Engarrafamento no Everest: 274 alpinistas ao mesmo tempo no topo do mundo
Entenda como o Everest virou um "lixão de luxo". O recorde de alpinistas no topo gera engarrafamentos na zona da morte e levanta duras críticas ao capitalismo
Engarrafamento no Everest: 274 alpinistas ao mesmo tempo no topo do mundo O Everest, antes símbolo de superação humana, tornou-se um negócio capitalista acessível a quem paga cerca de 70 mil euros por expedições, especialmente em abril e maio. Este ano, um recorde de 274 alpinistas atingiram o cume simultaneamente, causando um engarrafamento na “zona da morte” acima dos 8 mil metros. Uma crítica aponta que o Everest se tornou um “lixão de luxo” e um destino turístico de massa, com objetos abandonados e lixo, resultado da apropriação pelos ricos que buscam status, sem responsabilidade pela poluição deixada.

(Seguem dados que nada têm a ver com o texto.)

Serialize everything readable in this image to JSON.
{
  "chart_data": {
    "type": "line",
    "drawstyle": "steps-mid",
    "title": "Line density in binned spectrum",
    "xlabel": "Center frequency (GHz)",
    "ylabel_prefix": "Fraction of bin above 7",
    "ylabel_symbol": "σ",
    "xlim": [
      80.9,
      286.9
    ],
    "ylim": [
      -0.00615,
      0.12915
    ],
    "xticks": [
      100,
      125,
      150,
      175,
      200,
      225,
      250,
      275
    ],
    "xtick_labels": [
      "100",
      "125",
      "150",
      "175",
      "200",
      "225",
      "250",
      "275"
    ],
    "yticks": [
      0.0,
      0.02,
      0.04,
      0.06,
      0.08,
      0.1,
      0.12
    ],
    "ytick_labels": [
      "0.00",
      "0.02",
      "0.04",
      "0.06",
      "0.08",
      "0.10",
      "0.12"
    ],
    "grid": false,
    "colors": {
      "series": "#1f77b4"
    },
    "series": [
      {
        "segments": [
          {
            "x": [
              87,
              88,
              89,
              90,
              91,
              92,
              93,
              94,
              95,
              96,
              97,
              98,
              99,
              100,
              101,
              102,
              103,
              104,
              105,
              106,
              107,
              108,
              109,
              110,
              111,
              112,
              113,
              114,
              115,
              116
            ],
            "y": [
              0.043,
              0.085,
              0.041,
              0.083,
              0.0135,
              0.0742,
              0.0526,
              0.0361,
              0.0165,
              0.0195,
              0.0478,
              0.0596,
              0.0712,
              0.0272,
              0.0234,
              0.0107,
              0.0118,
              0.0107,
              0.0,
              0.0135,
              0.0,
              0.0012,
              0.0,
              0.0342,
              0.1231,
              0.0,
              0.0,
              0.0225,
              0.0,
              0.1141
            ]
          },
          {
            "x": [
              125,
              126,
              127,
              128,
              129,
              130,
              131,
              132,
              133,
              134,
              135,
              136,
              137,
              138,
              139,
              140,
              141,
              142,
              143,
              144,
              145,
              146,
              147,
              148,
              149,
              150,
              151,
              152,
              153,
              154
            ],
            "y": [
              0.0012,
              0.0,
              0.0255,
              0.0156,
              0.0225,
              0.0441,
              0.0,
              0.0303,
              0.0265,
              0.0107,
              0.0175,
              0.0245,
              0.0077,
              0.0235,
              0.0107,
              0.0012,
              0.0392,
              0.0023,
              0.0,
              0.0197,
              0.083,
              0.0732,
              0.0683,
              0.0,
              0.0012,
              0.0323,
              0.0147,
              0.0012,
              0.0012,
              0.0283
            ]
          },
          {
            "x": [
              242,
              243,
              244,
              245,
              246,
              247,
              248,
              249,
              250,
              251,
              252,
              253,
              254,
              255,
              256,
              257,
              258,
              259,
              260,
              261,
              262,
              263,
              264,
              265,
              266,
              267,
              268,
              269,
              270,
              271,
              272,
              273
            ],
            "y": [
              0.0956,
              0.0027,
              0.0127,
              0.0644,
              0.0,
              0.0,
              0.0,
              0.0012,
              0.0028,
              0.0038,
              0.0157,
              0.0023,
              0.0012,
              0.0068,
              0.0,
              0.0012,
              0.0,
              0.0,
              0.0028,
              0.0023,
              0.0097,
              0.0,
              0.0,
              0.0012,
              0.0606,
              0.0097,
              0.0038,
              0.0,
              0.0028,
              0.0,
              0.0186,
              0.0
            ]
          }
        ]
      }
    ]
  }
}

- O Everest, antes um símbolo de superação, agora é um negócio capitalista acessível por cerca de 70 mil euros.
- Um recorde de 274 alpinistas atingiu o cume simultaneamente, causando um engarrafamento na “zona da morte”.
- Críticos denunciam o Everest como um “lixão de luxo” devido ao acúmulo de lixo e objetos abandonados.
- O brasileiro Leonardo Pena, de 51 anos, esteve entre os recordistas no cume.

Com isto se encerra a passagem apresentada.